I'm writing a Spark job in Scala on Google DataProc that executes daily and processes records each marked with a transaction time. The records are grouped by year-month combo and each group is written to a separate monthly parquet file in GCS (e.g. 2018-07-file.parquet
, 2018-08-file.parquet
, etc). Note that these files go back about 5 years and form a very large dataset (~1TB).
I want to write these files into BigQuery and have the job update only the monthly records that have changed in the current run. For simplicity, I'd like to delete the existing records for any month with updated ones and then just load in the data from the monthly parquet file.
I am trying to use the BigQuery Connector for DataProc but it only seems to support updating of an entire table and not a batch of records filtered by a date field, for example.

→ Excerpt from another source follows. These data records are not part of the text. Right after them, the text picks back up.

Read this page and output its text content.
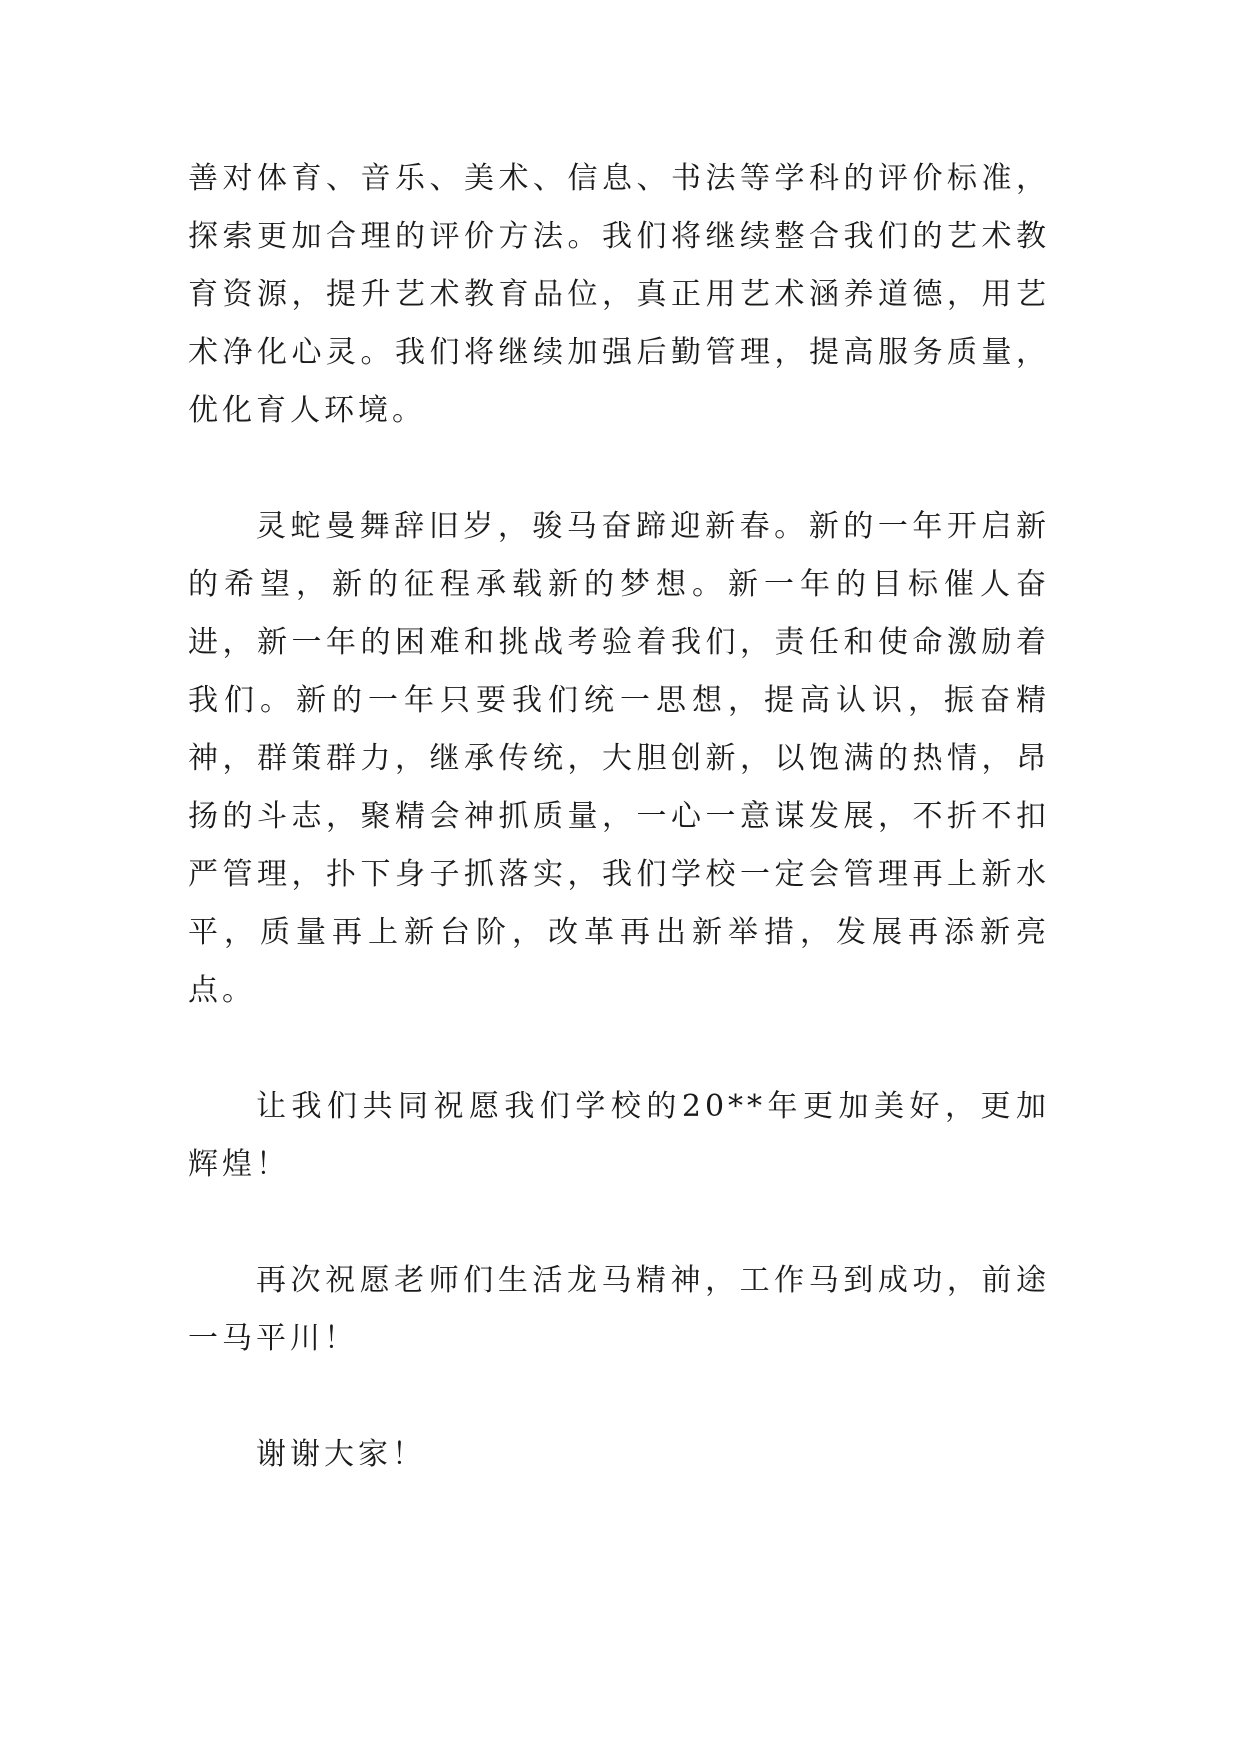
善对体育、音乐、美术、信息、书法等学科的评价标准，探索更加合理的评价方法。我们将继续整合我们的艺术教育资源，提升艺术教育品位，真正用艺术涵养道德，用艺术净化心灵。我们将继续加强后勤管理，提高服务质量，优化育人环境。

灵蛇曼舞辞旧岁，骏马奋蹄迎新春。新的一年开启新的希望，新的征程承载新的梦想。新一年的目标催人奋进，新一年的困难和挑战考验着我们，责任和使命激励着我们。新的一年只要我们统一思想，提高认识，振奋精神，群策群力，继承传统，大胆创新，以饱满的热情，昂扬的斗志，聚精会神抓质量，一心一意谋发展，不折不扣严管理，扑下身子抓落实，我们学校一定会管理再上新水平，质量再上新台阶，改革再出新举措，发展再添新亮点。

让我们共同祝愿我们学校的20**年更加美好，更加辉煌！

再次祝愿老师们生活龙马精神，工作马到成功，前途一马平川！

谢谢大家！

What is the best way to do this? I tried including the full BigQuery library JAR into my project and using a data manipulation query to delete existing monthly records as shown below:
def writeDataset(sparkContext: SparkContext, monthYear: String, ds: Dataset[TargetOrder]) = {
val dtMonthYear = FeedWriter.parquetDateFormat.parse(monthYear)
val bigquery: BigQuery = BigQueryOptions.getDefaultInstance.getService
val queryConfig: QueryJobConfiguration =
QueryJobConfiguration.newBuilder("DELETE FROM `" + getBQTableName(monthYear) + "` " +
"WHERE header.trans_time BETWEEN PARSE_DATETIME('" + FeedWriter.parquetDateFormat.toPattern + "', '" + monthYear + "') " +
"AND PARSE_DATETIME('" + FeedWriter.parquetDateFormat.toPattern + "', '" + DateUtils.addMonths(dtMonthYear, 1) + "') ")
.setUseLegacySql(false)
.build();
val jobId: JobId = JobId.of(UUID.randomUUID().toString());
val queryJob: Job = bigquery.create(JobInfo.newBuilder(queryConfig).setJobId(jobId).build()).waitFor()
}
but I get the following error (I assume including the full BQ client JAR in a DataProc job is not allowed or perhaps it just doesn't play nice with the BQ connector):
java.lang.NoSuchMethodError: com.google.api.services.bigquery.model.JobReference.setLocation(Ljava/lang/String;)Lcom/google/api/services/bigquery/model/JobReference;
at com.google.cloud.bigquery.JobId.toPb(JobId.java:114)
at com.google.cloud.bigquery.JobInfo.toPb(JobInfo.java:370)
at com.google.cloud.bigquery.BigQueryImpl.create(BigQueryImpl.java:198)
at com.google.cloud.bigquery.BigQueryImpl.create(BigQueryImpl.java:187)
at ca.mycompany.myproject.output.BigQueryWriter$.writeDataset(BigQueryWriter.scala:39)